Très présents dans la culture traditionnelle japonaise, animaux transformistes, fantômes et démons ont vite été récupérés par les créateurs de dessins animés. En plus de leur intérêt narratif et merveilleux, ces créatures offrent de nombreuses possibilités quant à leur traitement graphique et animé. En effet, quel meilleur médium que l’animation pour restituer la transformation en bouilloire d’un tanuki ou d’un renard en samouraï ?
Les créatures les plus sollicitées sont doute possible les tanuki, qui mérite à eux seuls un sujet (voir l’article sur le Tanuki, l’animal animé). Il ne sera donc pas question de tanuki ici, mais des autres animaux ou esprits qui traversent les films animés avec persistance… L’autre animal transformiste par excellence est le renard, finalement peu exploité, qui se trouve parfois opposé au tanuki, comme dans Le renard contre les ratons (1933), de OISHI Ikuo. Dans ce film éducatif de la Toho, le renard utilise ses pouvoirs tel le feu du renard, petites flammes qui signalent sa présence. Est aussi exploité son caractère spectral, puisque le renard est rattaché à l’immense famille des fantômes japonais : l’animation traduit son aspect fantomatique en désolidarisant son ombre de son corps, et il finit par se transformer en samouraï ! Issu des contes populaires, le renard garde dans ce type de film des années 30 un design très spécial, loin des renards des cartoons américain au long nez, gros yeux méchants et corps élastique, que l’on trouve après guerre au Japon, comme dans La forêt en émoi (1947) de MAEDA Hajime (1947).
Une autre personnalité du bestiaire des films d’animation qui tient une place de choix est le démon : on le trouve aussi bien dans Momotarô roi du Japon (1928) de YAMAMOTO Sanae que 15 ans plus tard, dans Sus aux espions (1942) du même réalisateur, même s’il semble disparaître sous sa forme originelle après 1945. Graphiquement, il ne varie guère en tant que démon dans la plus pure tradition asiatique, avec un corps tordu, des yeux globuleux et saillants, une figure grimaçante et des doigts crochus (La légende du singe de pierre, 1926, et La barque aux mandarines, 1927, de OFUJI Noburô). Son aspect « désarticulé », grotesque et simiesque convient parfaitement aux films où est utilisée la technique du papier découpé, rarement très fluide, exceptée chez MURATA Yasuji. Leurs silhouettes pointues se prêtent aussi très bien aux ombres chinoises (Momotarô roi du Japon de YAMAMOTO Sanae). Comme les renards, ils apparaissent dans des films inspirés du folklore traditionnel, où pour les meilleurs d’entre eux, le design des personnages descend en droite ligne des masques de théâtre et les décors des estampes.

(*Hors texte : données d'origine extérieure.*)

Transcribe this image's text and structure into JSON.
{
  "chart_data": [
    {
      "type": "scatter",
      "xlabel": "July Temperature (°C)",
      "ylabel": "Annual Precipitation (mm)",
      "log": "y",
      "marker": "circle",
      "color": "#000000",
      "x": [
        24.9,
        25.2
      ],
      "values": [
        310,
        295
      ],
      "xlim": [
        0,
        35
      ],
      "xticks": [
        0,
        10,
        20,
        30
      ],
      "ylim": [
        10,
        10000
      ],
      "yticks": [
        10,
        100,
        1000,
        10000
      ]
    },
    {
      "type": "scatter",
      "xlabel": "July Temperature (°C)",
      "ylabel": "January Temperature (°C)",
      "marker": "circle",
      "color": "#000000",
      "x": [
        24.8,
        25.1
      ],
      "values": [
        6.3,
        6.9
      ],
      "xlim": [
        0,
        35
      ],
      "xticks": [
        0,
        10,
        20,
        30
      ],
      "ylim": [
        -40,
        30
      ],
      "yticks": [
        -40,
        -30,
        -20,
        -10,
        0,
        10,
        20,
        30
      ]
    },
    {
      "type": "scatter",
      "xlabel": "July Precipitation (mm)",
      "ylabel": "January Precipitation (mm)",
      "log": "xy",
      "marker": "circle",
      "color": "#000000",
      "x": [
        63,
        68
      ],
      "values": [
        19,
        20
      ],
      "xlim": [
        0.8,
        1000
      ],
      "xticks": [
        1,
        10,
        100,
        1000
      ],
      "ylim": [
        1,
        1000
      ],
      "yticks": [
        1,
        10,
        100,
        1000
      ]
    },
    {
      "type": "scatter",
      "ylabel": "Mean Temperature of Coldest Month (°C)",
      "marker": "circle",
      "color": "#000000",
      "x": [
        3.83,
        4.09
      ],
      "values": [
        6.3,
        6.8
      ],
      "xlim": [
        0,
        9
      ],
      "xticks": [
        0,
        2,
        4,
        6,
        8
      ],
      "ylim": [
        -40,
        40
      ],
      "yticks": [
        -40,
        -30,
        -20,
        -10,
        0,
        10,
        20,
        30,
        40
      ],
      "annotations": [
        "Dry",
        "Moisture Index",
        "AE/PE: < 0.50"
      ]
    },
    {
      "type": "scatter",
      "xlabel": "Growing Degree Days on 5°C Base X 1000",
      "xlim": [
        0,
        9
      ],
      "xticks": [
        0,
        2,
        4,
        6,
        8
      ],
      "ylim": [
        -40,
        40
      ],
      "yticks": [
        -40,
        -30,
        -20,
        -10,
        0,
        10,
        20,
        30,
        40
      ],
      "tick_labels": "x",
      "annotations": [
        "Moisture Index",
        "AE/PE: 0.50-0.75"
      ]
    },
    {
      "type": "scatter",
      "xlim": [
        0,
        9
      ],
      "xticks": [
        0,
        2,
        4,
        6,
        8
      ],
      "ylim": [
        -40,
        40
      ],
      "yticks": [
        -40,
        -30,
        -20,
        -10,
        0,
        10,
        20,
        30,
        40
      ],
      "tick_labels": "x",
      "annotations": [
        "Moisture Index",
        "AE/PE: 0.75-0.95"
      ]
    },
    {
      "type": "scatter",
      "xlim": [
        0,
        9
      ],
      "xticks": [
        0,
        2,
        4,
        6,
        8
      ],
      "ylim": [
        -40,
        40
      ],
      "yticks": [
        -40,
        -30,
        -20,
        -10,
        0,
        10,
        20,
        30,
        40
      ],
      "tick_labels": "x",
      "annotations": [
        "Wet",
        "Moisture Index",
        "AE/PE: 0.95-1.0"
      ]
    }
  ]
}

Même dans le film de propagande Sus aux espions, les trois démons envoyés par les puissances occidentales sont des démons nippons ! Ils se retrouvent eux aussi dans le Japon rural et traditionnel. Leur rôle est le même que dans les films plus anciens : empêcher le ou les héros de triompher (ici mettre le Japon sens dessus dessous par leurs mauvaises paroles et actions).
A titre plus anecdotique parmi les films présentés, les fantômes et autres esprits monstrueux se font plus discrets. Le tengû, créature spécifiquement japonaise souvent mi-homme mi-oiseau, apparaît dans le film Tarobêê chez les lutins (1929) de MURATA Yasuji et dans Benkei contre Ushiwaka (1939) de MASAOKA Kenzô. Le renard contre les ratons et La chasse aux monstres (1935) de KATAOKA Yoshitarô nous proposent quelques spécimens de cyclopes et fantômes, ou femme-cyclope et femme-fantôme, apparences prises par des tanuki.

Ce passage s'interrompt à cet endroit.